Business Today

Cash-on-delivery: Necessary Evil

It's not cheap for companies, but customers love it.
twitter-logoGoutam Das | Print Edition: Feb 16, 2014
Cash-on-delivery a necessary evil for e-commerce firms

It may well have begun when King Charles I of England first made postal services available to citizens in 1635. There were no stamps, and the cost of postage was paid by the recipient. Its modern avatar in India is cash on delivery (COD) - the biggest reason for the success of e-commerce in India.

According to Ernst & Young (E&Y), COD accounts for 50 to 80 per cent of online transactions in India. For the larger e-retailers, this payment mechanism is available in 600 cities and towns, and has helped them acquire first-time customers rapidly.

There are many reasons why India took to COD.

Credit-card penetration is low - in August 2012, former Reserve Bank of India governor D. Subbarao noted that in comparison to other emerging markets such as Brazil, Mexico and Russia, the value of banknotes and coins in circulation in India, at 12 per cent of GDP, is high. The number of non-cash transactions per person in India is six per year - low compared with other emerging economies. Many cardholders avoid paying with plastic because of security concerns.

Another reason for COD's popularity is black money, says Milan Sheth, Partner and Technology Industry Leader for Ernst & Young India.  People prefer to use cash for high-value transactions.  "Many want to pay by cash in Tier-II areas. Aspirational purchases are a trigger for COD," he says. 


  • Low credit-card penetration in India
  • Black money culture
  • Privacy and security concerns of using cards online
  • Desire to touch and feel a product before paying for it
  • Builds trust for new companies
COD is used in other emerging markets such as China, Russia and Vietnam, too. The popular perception is that Flipkart, India's biggest online retailer, pioneered it in India. In fact, older e-commerce companies have tried it before. "In 2005, we were doing it at Indiatimes shopping," says Sharat Dhall, President of Yatra Online. He was vice president of e-commerce at between 2005 and 2007. Flipkart started in 2007 and introduced COD in 2010.
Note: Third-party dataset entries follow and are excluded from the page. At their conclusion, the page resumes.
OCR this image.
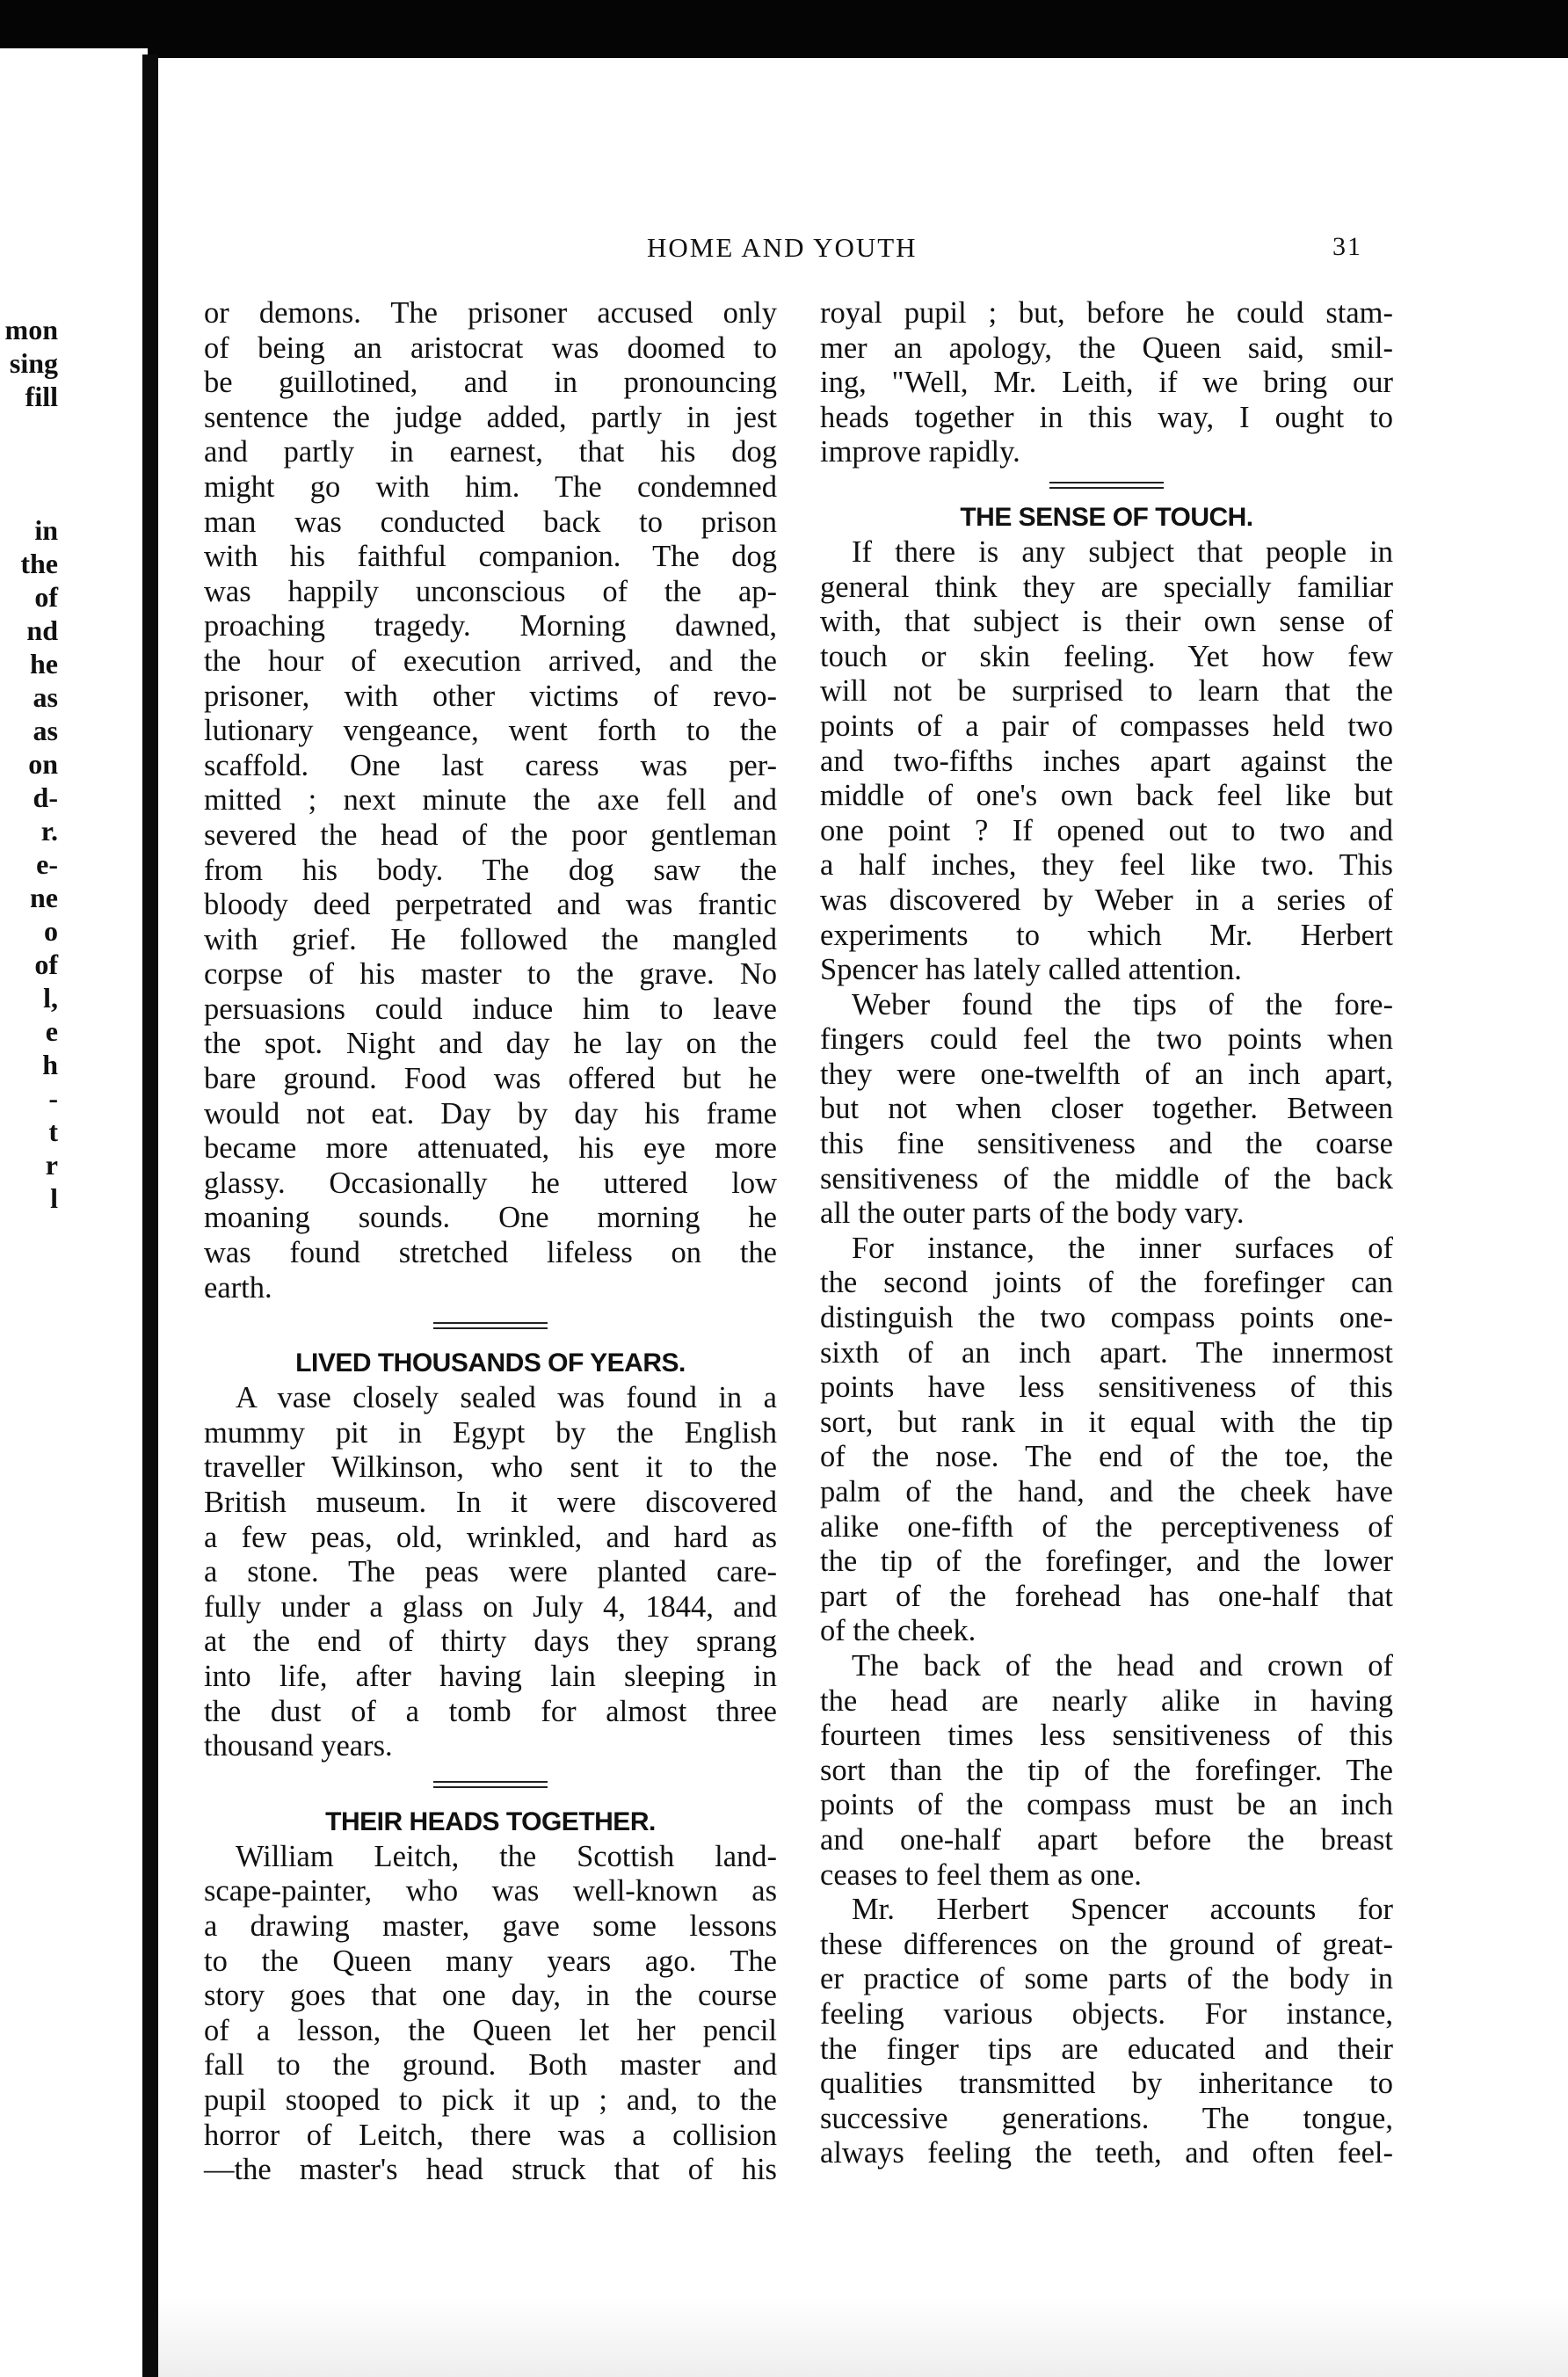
mon
sing
fill
in
the
of
nd
he
as
as
on
d-
r.
e-
ne
o
of
l,
e
h
-
t
r
l
HOME AND YOUTH	31
or demons. The prisoner accused only
of being an aristocrat was doomed to
be guillotined, and in pronouncing
sentence the judge added, partly in jest
and partly in earnest, that his dog
might go with him. The condemned
man was conducted back to prison
with his faithful companion. The dog
was happily unconscious of the ap-
proaching tragedy. Morning dawned,
the hour of execution arrived, and the
prisoner, with other victims of revo-
lutionary vengeance, went forth to the
scaffold. One last caress was per-
mitted ; next minute the axe fell and
severed the head of the poor gentleman
from his body. The dog saw the
bloody deed perpetrated and was frantic
with grief. He followed the mangled
corpse of his master to the grave. No
persuasions could induce him to leave
the spot. Night and day he lay on the
bare ground. Food was offered but he
would not eat. Day by day his frame
became more attenuated, his eye more
glassy. Occasionally he uttered low
moaning sounds. One morning he
was found stretched lifeless on the
earth.
LIVED THOUSANDS OF YEARS.
A vase closely sealed was found in a
mummy pit in Egypt by the English
traveller Wilkinson, who sent it to the
British museum. In it were discovered
a few peas, old, wrinkled, and hard as
a stone. The peas were planted care-
fully under a glass on July 4, 1844, and
at the end of thirty days they sprang
into life, after having lain sleeping in
the dust of a tomb for almost three
thousand years.
THEIR HEADS TOGETHER.
William Leitch, the Scottish land-
scape-painter, who was well-known as
a drawing master, gave some lessons
to the Queen many years ago. The
story goes that one day, in the course
of a lesson, the Queen let her pencil
fall to the ground. Both master and
pupil stooped to pick it up ; and, to the
horror of Leitch, there was a collision
—the master's head struck that of his
royal pupil ; but, before he could stam-
mer an apology, the Queen said, smil-
ing, "Well, Mr. Leith, if we bring our
heads together in this way, I ought to
improve rapidly.
THE SENSE OF TOUCH.
If there is any subject that people in
general think they are specially familiar
with, that subject is their own sense of
touch or skin feeling. Yet how few
will not be surprised to learn that the
points of a pair of compasses held two
and two-fifths inches apart against the
middle of one's own back feel like but
one point ? If opened out to two and
a half inches, they feel like two. This
was discovered by Weber in a series of
experiments to which Mr. Herbert
Spencer has lately called attention.
Weber found the tips of the fore-
fingers could feel the two points when
they were one-twelfth of an inch apart,
but not when closer together. Between
this fine sensitiveness and the coarse
sensitiveness of the middle of the back
all the outer parts of the body vary.
For instance, the inner surfaces of
the second joints of the forefinger can
distinguish the two compass points one-
sixth of an inch apart. The innermost
points have less sensitiveness of this
sort, but rank in it equal with the tip
of the nose. The end of the toe, the
palm of the hand, and the cheek have
alike one-fifth of the perceptiveness of
the tip of the forefinger, and the lower
part of the forehead has one-half that
of the cheek.
The back of the head and crown of
the head are nearly alike in having
fourteen times less sensitiveness of this
sort than the tip of the forefinger. The
points of the compass must be an inch
and one-half apart before the breast
ceases to feel them as one.
Mr. Herbert Spencer accounts for
these differences on the ground of great-
er practice of some parts of the body in
feeling various objects. For instance,
the finger tips are educated and their
qualities transmitted by inheritance to
successive generations. The tongue,
always feeling the teeth, and often feel-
E-commerce companies also use COD to build trust. E-commerce is young in India, and COD bridges the gap between online and brick-and-mortar retail, by allowing consumers to touch and feel the product before they pay up.

"COD offers a fairly risk-free trial process for a new user," says Dhall. "It has helped unlock a huge amount of demand." Some travel e-commerce players, he adds, offer COD for international tickets and holidays. "When it started happening five or seven years ago, it popularised international products. Customers had card limits, and these were high-value transactions," he says.

Trust is a driver for COD, considering that none of India's e-commerce companies are huge brands, says Harish Bahl, founder and Chairman of online retailer Fashion & You. "COD is easier than credit cards, which have a high failure rate," he says. "Then there are category-specific factors that necessitate COD. In fashion, you may not be sure of the fit." Sixty per cent of Fashion & You transactions are COD.

COD has helped e-commerce grow, but it does have pitfalls. It can be expensive for the seller if the buyer returns a product, as the company pays two-way courier charges. The return rates in online shopping in COD transactions averages around 40 per cent, the E&Y report says.

There are also working capital issues. The report notes that COD adds a layer to the supply chain, because of cash handling. This can increase the settlement period of online retailers and courier companies to as much as three weeks. This stretches the online retailers' cash collection cycle.

"Besides more supply-chain costs, from a control perspective, it is not the best environment. There are chances of pilferage in cash handling," says Gaurav Gupta, Senior Director at Deloitte in India. However, for now the cons of COD are outweighed by the pros - it is expanding the e-commerce market and drawing in new customers such as students, who don't own credit cards but spend a lot of time on the Internet. No wonder many industry watchers call it a "necessary evil".